Styles of writing are different ways of using our common language by which we identify one writer, or one kind of writing, from another. It would be useful to look at some dictionary definitions to start with, which you can then refer back to if you want to remind yourself of some of the uses of the word style.

The following extracts from the New Edition of the Oxford English Dictionary (1991) contain those definitions of style which you are likely to find relevant in studying written and spoken language. Some of the quotations which illustrate the different meanings have been printed also. Obsolete meanings are not included. The numbers before each paragraph indicate the different sections of the entry on style in the OED. The original meaning of the word, with its earliest recorded occurrence, was:

1. Stylus, pin, stalk. (An instrument made of metal, bone, etc., having one end sharp-pointed for incising letters on a wax tablet, and the other flat and broad for smoothing the tablet and erasing what is written: = stylus)

‘1387 John of Trevisa Seinte Barnabe his body was founde in a den...with pe gospel of Mathew pat he hadde i-wtite wip his owne stile.’

 

Activity 1. Read the extracts through and consider their differences. Notice how the original meaning of the word Style has developed and changed.

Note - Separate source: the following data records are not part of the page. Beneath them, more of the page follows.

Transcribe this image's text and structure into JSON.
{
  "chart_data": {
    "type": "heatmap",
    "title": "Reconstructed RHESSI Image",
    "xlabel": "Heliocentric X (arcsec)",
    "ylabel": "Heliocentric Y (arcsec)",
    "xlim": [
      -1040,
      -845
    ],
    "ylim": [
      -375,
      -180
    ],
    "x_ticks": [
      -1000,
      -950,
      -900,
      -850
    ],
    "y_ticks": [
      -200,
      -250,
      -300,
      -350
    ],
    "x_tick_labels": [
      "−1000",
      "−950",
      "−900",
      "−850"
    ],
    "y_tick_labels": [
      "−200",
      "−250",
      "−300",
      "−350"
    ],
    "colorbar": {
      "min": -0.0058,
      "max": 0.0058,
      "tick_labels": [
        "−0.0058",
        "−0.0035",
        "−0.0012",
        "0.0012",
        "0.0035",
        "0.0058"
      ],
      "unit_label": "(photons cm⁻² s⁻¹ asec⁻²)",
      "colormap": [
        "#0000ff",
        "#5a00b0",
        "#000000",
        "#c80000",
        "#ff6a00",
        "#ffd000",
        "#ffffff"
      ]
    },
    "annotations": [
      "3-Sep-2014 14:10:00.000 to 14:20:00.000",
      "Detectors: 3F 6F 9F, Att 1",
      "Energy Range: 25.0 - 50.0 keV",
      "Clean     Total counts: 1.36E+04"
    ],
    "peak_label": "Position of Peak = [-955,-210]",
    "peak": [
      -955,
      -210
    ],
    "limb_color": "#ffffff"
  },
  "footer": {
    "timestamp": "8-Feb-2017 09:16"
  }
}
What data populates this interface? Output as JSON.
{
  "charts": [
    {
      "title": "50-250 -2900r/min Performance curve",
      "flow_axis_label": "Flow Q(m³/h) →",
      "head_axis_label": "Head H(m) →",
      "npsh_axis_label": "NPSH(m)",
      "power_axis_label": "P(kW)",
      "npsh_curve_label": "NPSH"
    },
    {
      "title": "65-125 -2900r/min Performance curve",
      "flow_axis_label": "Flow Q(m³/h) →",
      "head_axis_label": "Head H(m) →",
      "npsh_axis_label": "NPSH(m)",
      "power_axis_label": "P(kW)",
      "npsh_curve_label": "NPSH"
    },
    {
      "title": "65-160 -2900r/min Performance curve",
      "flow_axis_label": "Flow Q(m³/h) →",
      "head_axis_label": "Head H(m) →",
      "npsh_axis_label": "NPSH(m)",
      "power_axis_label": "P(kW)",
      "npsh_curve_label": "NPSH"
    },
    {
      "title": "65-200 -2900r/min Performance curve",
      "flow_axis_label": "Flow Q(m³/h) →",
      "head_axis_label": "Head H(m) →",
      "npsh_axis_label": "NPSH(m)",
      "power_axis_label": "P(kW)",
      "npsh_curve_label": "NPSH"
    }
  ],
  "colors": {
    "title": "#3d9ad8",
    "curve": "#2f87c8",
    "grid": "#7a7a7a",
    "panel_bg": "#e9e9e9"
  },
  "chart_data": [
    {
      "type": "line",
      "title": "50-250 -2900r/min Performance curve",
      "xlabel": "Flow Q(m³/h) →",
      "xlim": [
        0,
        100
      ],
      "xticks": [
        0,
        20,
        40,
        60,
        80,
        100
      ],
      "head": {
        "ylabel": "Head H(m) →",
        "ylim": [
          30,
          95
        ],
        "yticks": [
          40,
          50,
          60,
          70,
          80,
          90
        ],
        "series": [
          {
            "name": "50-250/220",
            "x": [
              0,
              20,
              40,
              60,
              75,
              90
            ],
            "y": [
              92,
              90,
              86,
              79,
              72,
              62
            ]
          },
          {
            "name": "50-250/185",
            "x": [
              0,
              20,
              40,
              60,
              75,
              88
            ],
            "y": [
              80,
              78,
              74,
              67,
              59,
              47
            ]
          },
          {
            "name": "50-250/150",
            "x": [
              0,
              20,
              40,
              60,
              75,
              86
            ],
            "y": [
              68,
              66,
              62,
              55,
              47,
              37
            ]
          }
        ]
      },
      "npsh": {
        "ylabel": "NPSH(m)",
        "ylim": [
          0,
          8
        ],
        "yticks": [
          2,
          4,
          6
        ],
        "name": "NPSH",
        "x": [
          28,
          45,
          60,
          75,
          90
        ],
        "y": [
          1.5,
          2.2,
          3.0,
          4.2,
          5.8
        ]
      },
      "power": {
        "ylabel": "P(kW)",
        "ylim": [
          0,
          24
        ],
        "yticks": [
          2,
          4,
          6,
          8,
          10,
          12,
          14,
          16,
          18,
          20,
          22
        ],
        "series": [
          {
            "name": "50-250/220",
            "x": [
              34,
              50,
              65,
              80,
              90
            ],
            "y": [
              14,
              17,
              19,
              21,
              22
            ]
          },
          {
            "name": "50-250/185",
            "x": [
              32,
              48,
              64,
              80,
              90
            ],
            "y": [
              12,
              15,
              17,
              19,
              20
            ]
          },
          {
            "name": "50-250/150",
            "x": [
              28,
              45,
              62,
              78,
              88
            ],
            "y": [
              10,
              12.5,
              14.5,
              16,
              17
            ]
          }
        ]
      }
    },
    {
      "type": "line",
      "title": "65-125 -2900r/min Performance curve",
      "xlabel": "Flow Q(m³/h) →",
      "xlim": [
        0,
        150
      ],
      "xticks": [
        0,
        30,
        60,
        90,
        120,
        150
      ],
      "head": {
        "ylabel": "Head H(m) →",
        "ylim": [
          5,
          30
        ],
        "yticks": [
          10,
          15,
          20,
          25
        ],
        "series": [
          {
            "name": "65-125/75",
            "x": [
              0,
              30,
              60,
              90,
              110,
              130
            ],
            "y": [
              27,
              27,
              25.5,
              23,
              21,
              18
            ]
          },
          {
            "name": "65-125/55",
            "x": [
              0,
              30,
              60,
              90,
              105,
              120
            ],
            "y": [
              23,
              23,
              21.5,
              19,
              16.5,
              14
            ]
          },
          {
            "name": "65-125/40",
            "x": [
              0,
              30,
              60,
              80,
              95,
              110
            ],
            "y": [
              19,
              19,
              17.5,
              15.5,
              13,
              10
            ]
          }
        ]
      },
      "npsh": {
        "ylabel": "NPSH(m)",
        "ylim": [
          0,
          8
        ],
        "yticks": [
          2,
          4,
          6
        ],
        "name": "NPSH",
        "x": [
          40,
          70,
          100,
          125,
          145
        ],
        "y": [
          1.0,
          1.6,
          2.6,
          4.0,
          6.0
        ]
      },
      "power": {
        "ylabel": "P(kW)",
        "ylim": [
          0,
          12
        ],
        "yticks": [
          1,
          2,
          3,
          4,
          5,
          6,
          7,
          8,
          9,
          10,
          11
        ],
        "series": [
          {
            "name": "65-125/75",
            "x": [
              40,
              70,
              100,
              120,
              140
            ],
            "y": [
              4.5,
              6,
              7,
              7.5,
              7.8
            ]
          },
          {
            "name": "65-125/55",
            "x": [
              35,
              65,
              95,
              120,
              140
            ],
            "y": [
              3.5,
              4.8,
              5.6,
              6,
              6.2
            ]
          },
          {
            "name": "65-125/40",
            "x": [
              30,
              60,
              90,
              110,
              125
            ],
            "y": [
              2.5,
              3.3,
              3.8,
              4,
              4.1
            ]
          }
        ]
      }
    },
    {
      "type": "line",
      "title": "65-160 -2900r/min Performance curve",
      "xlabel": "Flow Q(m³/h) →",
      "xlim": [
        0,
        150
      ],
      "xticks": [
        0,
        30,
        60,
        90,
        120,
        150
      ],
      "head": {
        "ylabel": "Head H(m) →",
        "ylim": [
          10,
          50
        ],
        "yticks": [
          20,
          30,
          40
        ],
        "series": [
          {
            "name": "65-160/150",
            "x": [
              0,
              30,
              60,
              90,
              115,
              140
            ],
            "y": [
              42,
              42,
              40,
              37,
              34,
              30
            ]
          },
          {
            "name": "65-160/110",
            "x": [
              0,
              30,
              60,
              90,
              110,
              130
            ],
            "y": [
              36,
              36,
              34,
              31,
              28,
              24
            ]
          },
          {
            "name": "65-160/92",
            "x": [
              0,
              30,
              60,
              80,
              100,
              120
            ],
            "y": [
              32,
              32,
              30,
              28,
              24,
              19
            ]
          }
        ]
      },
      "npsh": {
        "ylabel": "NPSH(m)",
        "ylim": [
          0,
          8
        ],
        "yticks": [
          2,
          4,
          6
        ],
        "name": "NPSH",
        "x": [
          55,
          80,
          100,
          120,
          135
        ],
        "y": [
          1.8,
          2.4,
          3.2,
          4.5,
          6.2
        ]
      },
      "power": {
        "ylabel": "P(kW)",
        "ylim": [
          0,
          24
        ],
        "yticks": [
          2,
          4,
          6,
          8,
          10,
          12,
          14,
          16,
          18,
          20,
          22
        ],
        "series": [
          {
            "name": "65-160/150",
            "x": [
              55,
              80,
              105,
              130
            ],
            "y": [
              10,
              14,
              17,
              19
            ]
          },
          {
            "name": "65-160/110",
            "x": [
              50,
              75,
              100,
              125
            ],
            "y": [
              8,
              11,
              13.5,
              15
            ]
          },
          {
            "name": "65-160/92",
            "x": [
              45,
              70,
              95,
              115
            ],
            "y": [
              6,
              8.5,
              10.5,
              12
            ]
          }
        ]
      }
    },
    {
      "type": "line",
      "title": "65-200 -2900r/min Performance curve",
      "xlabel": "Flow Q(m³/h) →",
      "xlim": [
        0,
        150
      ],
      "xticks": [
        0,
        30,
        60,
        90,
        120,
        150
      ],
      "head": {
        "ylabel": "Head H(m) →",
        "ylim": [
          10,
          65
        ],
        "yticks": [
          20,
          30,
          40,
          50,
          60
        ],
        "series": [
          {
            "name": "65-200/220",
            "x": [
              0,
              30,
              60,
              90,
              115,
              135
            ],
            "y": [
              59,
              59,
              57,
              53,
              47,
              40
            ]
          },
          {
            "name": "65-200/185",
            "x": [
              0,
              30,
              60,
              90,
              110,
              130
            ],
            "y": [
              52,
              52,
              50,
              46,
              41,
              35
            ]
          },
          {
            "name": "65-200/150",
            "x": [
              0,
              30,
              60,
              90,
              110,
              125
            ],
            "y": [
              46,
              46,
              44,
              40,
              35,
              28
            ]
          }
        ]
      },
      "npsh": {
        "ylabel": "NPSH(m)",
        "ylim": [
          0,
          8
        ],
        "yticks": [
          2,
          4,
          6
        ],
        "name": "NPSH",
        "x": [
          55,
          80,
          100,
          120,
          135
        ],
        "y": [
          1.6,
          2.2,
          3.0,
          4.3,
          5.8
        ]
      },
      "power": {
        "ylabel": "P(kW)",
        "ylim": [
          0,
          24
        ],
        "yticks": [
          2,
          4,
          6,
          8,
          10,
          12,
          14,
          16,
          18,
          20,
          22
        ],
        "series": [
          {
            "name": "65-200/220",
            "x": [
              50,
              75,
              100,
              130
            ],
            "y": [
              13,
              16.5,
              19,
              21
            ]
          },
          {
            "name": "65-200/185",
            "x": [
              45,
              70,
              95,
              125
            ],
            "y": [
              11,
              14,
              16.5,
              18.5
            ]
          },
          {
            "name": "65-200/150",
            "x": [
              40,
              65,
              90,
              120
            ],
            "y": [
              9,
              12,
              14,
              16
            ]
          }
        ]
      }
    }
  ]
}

2. Writing; manner of writing (hence also of speaking).

3. The manner of expression characteristic of a particular writer (hence of an orator), or of a literary group or period; a writer's mode of expression considered in regard to clearness, effectiveness, beauty, and the like.

4. Used for: A good, choice or fine style.

5. Proverbial phrase, the style is the man.

(1624) R. Burton: It is most true, stylus vinim arguit, out stile bewrayes vs.

In generalized sense: Those features of literary composition which belong to form and expression rather than to the substance of the thought or matter expressed. Often used for: Good or fine style.

(1713) Steele: The Rules of Method, and the Propriety of Thought and Stile.

(1749) Chesterfield: Style is the dress of thoughts.

A manner of discourse, or tone of speaking, adopted in addressing others or in ordinary conversation.

(1667-8) Pepys Diary, 23 Feb.: But here talking, he did discourse in this stile: 'We', and 'We' all along, 'will not give any money’.

6. Manner, fashion.

In generalized sense. Often used for: Beauty or loftiness of style.

Notice that some of these definitions make a distinction between the form or manner or mode of expression and the content, message, or substance of thought. The idea that 'style is the dress of thoughts' has been disputed, on the grounds that thought and expression are inseparable.